Tas believes that vertical ad networks need to learn to follow their vertical audience and its behaviors outside and beyond the online space.
"Our mission of connecting marketers to passionate sport enthusiasts has not changed," Tas explains. "Though we've been one of the first ad networks devoted to the sports vertical online, we never really thought of ourselves as a vertical online ad network. We simply saw a big gap in existing channels of getting to sports enthusiasts. It was never a question of the Web being the only focus of that challenge. It just happened to be where we started."
"The 'vertical ad network' introduced enormous efficiencies to online advertising," Tas says. " As a passionate sport enthusiast, I certainly use the Internet very regularly, but I also watch TV, go to sporting events, participate in events (not as much as I used too) and read magazines (yes, I still do). The Internet is only one way to connect with people like me. There is an opportunity to challenge the limitations of the traditional ad network model in favor of more open and dynamic approach to reaching people wherever they are --at work, at home and at play. To be truly vertical you can't be fragmented." Sportgenic's Torque platform, currently in beta, is an attempt to overcome this fragmentation.
"What we saw was that partner publishers had far more in the way of content than just online," Tas explains. "They were already fully multichannel in how they deliver content and how their audiences consume it. And that advertisers wanted to find ways of connecting to sports enthusiasts whenever and however they can. Nike, for instance, wants sports enthusiasts, not just online sports enthusiasts. Clients like Nike, Gatorade, Toyota and Secret utilize multiple types of media to reach their target audience. But all of them found it was difficult to manage it all from one source and streamline planning and buying processes."
"What happened," Tas recalls, "was that we'd already been developing technology internally to enable clients to track and manage all their content assets on a 360-degree basis through a unified dashboard. What became clear to us and to clients as we saw that data being unified was how walled off, needlessly walled off, different compartments of consumer behavior remained. We realized there was huge demand to break down those walls."
By breaking down those walls and "de-siloing" data Sportgenic is working to identify new kinds of behavioral segments that have unique ways of consuming media.
"What Torque is based on doing," Tas says, " is letting an advertiser who wants to reach a segment, for instance what we call 'Affluents,' and figure out just what mix of media 'touch points' to use and locate where those are across media channels."
For instance Tas cites one segment, "Thrill Seekers," made up of sports enthusiasts dedicated to "action sports," such as snowboarding, skateboarding, surfing and motocross. They are savvy tech adopters that use the Internet for product info/reviews, competitions results, weather reports and the latest news in their sport. They have a heavy concentration of 13 - to 30-year-old males, and are driven to performance sports events both as spectators, but more importantly, as participants.
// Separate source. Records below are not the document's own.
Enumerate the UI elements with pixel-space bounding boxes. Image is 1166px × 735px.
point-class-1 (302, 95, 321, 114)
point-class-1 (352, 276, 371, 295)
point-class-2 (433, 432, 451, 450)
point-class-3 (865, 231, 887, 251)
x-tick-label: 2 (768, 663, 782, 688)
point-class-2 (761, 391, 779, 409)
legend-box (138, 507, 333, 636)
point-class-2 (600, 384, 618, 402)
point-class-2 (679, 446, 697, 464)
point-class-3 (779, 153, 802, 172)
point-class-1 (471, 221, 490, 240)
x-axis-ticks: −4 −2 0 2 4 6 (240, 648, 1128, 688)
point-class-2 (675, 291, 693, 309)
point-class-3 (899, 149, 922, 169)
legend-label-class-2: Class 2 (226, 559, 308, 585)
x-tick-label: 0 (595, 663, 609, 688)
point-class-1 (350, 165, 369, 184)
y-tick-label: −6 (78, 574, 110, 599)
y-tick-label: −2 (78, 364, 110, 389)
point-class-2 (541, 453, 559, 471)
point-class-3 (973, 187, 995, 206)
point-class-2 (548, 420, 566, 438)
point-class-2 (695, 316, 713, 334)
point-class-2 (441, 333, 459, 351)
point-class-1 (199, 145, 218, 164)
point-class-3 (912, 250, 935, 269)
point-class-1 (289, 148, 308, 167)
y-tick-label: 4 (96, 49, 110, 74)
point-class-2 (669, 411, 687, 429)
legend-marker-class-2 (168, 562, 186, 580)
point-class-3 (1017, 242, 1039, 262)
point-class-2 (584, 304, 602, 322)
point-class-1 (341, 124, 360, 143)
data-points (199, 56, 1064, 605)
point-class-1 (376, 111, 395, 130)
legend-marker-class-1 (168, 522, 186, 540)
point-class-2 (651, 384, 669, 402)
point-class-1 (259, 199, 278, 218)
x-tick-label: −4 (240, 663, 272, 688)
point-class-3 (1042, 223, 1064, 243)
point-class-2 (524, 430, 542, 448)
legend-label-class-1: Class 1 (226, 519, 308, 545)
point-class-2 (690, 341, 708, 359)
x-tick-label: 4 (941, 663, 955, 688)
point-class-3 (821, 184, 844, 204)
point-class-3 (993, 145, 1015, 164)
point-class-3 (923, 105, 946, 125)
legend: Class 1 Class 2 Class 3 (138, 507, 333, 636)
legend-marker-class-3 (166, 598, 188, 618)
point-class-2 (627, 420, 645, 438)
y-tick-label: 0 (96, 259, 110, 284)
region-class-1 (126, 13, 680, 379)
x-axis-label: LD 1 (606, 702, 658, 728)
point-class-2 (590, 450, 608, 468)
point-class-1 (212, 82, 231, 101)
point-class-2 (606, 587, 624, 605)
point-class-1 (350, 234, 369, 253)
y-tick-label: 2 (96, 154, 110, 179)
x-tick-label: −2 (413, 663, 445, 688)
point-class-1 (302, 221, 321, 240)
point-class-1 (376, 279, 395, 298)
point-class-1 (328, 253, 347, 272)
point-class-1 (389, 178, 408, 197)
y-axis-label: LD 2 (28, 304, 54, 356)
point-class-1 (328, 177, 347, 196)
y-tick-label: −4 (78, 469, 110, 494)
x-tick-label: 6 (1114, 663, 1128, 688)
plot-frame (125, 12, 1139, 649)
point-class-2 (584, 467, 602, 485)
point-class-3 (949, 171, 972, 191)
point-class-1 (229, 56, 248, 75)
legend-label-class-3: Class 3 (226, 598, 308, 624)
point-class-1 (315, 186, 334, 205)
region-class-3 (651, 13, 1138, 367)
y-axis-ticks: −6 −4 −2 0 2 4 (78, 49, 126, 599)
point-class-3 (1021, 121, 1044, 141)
"They watch very little TV," Tas explains. "They are big at attending live events. They use the Web to get information relevant to their training programs, but they aren't passive Web surfers. They get sports and other news via mobile, and learn about areas of interest by communicating with fellow sports enthusiasts on social networks. That's a hugely different profile from a golfer who plays once a week, watches golf on TV, might follow the PGA tour through newspapers and Web sports sites."
In targeting "Thrill Seekers", for instance, Sportgenic worked with AT&T on a wireless "On the Go" application where users could choose triathlon events and actually track races in real time.
The move from single channel to channel-agnostic behavioral analytics, Tas says, is based on following where both publishers and consumers are already, and where advertisers increasingly want to be.
"It's been the middlemen, the networks, which have lagged in responding to this new reality," Tas observes.